Yang lebih mengherankan adalah hingga sekarang belum ada gebrakan yang dilakukan oleh dua lembaga tertinggi ini, DPM yang semestinya menjadi mitra oposisi eksekutif malah stuck dalam peniadaan rasionalisasi jika beracu kepada Negara yaitu lembaga eksekutif tidak boleh menjalankan agenda atau program kerja sebelum melakukan temu upaya merasionalisasikannya kepada legislatif.
Penulis menebak pasti dalam agenda akhir BEM adalah diadakannya kegiatan berupa ‘pesta’. ‘Pesta’ ini sebagai bentuk perayaan berakhirnya masa aktif anggota-anggota BEM, dan dengan bangga pula menyatakan telah melakukan sesuatu yang berarti, padahal sesuatu yang dikatakan berarti itu hanyalah berupa kegiatan-kegiatan tanpa konsep, yang diadakan dalam bentuk tontonan dan acara hiburan semata.

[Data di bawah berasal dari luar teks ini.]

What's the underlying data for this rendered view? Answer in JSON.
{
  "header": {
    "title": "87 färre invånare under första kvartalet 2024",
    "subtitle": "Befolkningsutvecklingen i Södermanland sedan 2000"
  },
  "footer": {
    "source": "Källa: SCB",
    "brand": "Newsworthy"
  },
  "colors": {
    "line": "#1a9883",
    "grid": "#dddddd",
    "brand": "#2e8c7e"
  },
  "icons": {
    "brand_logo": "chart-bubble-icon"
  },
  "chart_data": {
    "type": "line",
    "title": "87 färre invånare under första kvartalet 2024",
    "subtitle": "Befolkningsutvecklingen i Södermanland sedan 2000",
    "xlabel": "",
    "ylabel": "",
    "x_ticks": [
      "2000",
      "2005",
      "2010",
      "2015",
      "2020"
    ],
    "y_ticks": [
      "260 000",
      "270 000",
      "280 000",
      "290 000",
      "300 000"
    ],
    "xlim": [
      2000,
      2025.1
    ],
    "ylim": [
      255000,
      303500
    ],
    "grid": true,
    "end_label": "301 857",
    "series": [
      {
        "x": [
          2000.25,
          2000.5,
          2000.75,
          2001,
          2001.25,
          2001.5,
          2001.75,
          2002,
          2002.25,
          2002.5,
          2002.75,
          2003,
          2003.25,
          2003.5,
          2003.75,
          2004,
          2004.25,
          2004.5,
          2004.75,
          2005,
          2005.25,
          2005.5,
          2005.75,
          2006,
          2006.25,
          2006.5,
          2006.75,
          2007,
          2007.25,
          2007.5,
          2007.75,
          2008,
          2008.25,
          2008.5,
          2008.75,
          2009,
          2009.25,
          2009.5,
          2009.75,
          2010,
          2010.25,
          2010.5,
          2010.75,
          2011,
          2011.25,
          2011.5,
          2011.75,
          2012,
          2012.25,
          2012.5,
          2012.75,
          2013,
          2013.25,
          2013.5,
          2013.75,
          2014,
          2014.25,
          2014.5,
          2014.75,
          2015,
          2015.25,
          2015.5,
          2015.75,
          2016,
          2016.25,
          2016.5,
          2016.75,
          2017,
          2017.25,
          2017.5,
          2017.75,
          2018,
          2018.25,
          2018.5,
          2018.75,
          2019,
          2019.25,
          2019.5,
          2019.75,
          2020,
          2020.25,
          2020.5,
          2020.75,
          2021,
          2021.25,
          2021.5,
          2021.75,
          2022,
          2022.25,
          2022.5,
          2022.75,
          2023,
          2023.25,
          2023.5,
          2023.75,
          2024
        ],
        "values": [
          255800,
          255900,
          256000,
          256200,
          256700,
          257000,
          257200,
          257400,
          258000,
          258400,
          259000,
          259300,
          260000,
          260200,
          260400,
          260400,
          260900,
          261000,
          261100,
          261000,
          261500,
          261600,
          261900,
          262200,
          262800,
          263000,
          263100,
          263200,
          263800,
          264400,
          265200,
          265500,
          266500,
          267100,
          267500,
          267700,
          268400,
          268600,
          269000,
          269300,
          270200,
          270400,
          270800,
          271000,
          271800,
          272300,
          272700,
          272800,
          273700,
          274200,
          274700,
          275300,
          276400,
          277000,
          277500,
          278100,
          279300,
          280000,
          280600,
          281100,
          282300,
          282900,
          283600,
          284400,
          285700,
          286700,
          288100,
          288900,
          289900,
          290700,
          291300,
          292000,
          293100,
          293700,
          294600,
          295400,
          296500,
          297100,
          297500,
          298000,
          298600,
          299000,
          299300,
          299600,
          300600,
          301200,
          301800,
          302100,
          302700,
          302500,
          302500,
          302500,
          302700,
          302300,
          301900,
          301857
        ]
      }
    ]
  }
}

Sebelum penulis mengakhir tulisan cinta ini, izinkan penulis bersaksi bahwa tulisan ini semata-mata rasa cinta dan sayang kepada seluruh mahasiswa Universitas Mataram dan sebagai bentuk pengejawantahan nilai tridarma perguruan tinggi dalam diri penulis. (*)
Penulis adalah mahasiswa Ilmu Komunikasi Universitas Mataram.